An air-to-air right side view of two F/A-18 Hornet aircraft from Fighter Attack Squadron 125 (VFA-125). The squadron is on a 23-day deployment from Naval Air Station, Lemoore, California. VFA-125 began flying the F/A-18 aircraft about 12 months ago. Squadron pilots have accumulated more than 1,500 hours in the Hornet so far.

According to Defence24, Switzerland has begun a 24-hour duty on its combat aircraft to control its airspace. In recent years, the country has been looking for a new combat aircraft and to better utilize its war resources at the disposal of its armed forces, which will only increase in the coming year.

This year, a fleet of F / A-18 fighter jets will be responsible for protecting Switzerland’s airspace 24 hours a day, seven days a week, and not just during select hours, as in the past. The change in the combat duty of its fighters is effective from December 31, 2020, with Swiss F / A-18 crews at the task 24 hours a day, seven days a week.

Earlier in 2009, the Swiss Government had proposed a plan to increase supervision of the Swiss airspace to the local parliament’s deputies, a high profile event in February 2014 triggered a breakthrough.

In 2014, Ethiopian Airlines co-pilot, Hailemedehin Abera Tagegn, hijacked his plane which was carrying 202 passengers, including the crews, on the Addis Ababa-to-Rome route. Hailemedehin had then announced that he intended to land in Geneva and seek asylum there. On the European leg of the journey, the passenger jet was accompanied by fighter jets from France and Italy. At that time, Swiss Air Force jets were not available since their availability was subject to the operational hours of the units. As a result, despite the fact that the Swiss army performs airspace monitoring 24 hours a day, its pilots were not available to protect the country’s airspace.

Following this incident, the Swiss government wanted to expand the protection of its airspace. Thus it was decided that Switzerland would have two military planes at its disposal, ready for take-off within a short notice of 15 minutes anytime of the day and night. While this state of readiness was be reached by increasing the head count in its Air Force, it is estimated that the cost of this active duty will cost the Swiss federal budget around 34 million euros a year.

While earlier Swiss combat aircraft were operational from 6.00 a.m. to 10.00 p.m., from December 31, 2020, operational readiness will be ready around the clock, 365 days a year.

Machines delegated to protect Swiss airspace permanently are deployed at the military airport in Payerne, and alternative airbases have been designated in Emmen and Meiringen. The operational readiness of combat aircraft in Switzerland has been extended under a project called LP24. Their operations are referred to as Quick Reaction Alert (QRA).
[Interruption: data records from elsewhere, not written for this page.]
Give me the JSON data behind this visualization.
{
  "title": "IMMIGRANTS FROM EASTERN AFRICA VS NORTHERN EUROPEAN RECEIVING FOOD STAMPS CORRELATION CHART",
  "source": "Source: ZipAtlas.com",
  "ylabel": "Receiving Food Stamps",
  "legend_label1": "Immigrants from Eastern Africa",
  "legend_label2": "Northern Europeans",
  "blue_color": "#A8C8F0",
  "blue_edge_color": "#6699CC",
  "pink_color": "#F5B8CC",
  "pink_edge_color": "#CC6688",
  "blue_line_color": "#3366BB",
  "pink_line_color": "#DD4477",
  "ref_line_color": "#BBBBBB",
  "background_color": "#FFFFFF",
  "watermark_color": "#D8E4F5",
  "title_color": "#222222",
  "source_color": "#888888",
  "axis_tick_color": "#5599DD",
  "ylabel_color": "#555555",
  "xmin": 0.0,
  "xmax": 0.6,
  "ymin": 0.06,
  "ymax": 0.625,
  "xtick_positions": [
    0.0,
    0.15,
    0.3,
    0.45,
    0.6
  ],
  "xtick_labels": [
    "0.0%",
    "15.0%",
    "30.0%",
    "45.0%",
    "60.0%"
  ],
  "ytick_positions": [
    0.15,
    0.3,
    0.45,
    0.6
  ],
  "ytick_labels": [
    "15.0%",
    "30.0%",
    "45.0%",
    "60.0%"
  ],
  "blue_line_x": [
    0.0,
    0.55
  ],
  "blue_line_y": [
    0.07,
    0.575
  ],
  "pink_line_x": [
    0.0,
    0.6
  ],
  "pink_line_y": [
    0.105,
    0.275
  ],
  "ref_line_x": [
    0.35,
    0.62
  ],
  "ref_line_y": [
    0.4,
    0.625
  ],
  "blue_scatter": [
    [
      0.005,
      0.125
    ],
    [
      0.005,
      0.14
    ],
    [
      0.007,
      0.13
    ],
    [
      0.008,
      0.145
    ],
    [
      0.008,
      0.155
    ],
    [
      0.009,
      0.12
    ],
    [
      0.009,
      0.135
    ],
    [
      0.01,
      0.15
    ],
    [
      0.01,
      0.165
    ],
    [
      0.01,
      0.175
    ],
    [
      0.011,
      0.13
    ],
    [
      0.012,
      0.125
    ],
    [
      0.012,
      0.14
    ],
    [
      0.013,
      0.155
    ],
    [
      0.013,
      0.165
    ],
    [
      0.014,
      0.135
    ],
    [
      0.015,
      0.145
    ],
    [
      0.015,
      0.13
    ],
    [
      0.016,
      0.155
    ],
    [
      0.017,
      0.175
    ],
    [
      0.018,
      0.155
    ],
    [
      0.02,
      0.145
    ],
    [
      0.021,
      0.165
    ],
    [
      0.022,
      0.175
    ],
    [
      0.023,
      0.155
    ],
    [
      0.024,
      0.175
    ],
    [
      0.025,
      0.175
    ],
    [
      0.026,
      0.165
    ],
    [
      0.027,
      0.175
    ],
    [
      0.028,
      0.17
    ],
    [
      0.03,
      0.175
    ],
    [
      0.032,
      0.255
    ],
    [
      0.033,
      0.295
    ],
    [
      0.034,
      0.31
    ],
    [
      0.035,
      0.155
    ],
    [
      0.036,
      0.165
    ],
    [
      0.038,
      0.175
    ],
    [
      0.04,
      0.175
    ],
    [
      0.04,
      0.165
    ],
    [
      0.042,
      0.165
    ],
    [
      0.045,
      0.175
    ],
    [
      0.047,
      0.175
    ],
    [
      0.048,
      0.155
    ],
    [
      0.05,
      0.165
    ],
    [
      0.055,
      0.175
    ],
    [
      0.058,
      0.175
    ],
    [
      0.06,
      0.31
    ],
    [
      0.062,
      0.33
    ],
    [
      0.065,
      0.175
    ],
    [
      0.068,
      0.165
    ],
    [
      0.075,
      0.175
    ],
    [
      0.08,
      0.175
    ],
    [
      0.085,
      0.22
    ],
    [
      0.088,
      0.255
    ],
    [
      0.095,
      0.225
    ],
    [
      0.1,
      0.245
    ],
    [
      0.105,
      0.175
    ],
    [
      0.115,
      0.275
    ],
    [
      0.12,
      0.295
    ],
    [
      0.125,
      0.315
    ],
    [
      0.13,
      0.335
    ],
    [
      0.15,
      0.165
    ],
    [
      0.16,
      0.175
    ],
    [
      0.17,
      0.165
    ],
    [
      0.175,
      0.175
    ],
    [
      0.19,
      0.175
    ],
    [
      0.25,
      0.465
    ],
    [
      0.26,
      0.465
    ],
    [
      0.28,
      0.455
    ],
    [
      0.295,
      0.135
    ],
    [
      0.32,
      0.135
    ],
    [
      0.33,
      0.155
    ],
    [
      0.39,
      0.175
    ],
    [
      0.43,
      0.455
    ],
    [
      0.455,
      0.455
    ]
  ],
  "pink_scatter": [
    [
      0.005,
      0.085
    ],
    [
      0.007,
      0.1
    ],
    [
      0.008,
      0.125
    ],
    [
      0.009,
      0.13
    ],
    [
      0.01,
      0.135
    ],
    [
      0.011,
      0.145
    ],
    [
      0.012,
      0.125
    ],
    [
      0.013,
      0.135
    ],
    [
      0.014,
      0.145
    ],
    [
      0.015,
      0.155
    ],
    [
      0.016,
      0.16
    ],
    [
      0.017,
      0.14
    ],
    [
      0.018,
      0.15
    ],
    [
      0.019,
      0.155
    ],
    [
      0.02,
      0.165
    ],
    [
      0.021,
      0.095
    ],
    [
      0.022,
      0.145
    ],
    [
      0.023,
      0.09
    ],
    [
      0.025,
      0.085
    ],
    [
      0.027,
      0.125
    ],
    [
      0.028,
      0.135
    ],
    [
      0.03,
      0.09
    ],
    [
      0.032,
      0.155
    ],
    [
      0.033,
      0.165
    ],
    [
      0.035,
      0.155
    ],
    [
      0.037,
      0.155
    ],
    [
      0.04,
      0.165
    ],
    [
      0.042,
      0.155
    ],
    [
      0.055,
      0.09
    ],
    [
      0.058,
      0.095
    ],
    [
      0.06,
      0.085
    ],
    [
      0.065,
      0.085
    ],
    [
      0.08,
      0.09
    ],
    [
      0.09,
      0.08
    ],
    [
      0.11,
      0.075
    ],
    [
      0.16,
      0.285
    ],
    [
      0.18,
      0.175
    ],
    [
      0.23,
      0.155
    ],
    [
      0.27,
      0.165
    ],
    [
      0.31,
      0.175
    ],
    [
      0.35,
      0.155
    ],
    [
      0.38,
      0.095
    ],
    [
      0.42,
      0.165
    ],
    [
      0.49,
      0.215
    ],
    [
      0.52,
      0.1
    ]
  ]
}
Towards this end, Switzerland has also begun conducting new training routines for its ground crews so as to deploy the assets for the rapid reaction airforce.  

In an official communication, from November 24 to December 18, 2020, in Britain’s Yorkshire’s, 40 Swiss pilots, and 70 ground crews took part in an exercise along with 10 Swiss F / A-18 aircraft. The exercise was named “Yorknite” and was conducted close to the British RAF at RAF Leeming airbase. The exercises focused on night flights, which have now become extremely important given the 24 hours operational mandate.

These exercises took place in Britain rather than in the country given certain limitations including altitudes, flight time limitations, aircraft speed limitations, and the saturation of civilian aircraft traffic over Switzerland.

Switzerland also has several restrictions for flying aircraft at night from civil protection in terms of noise generated by planes. Thus, more than 50% of Swiss Air Force night exercises are conducted abroad.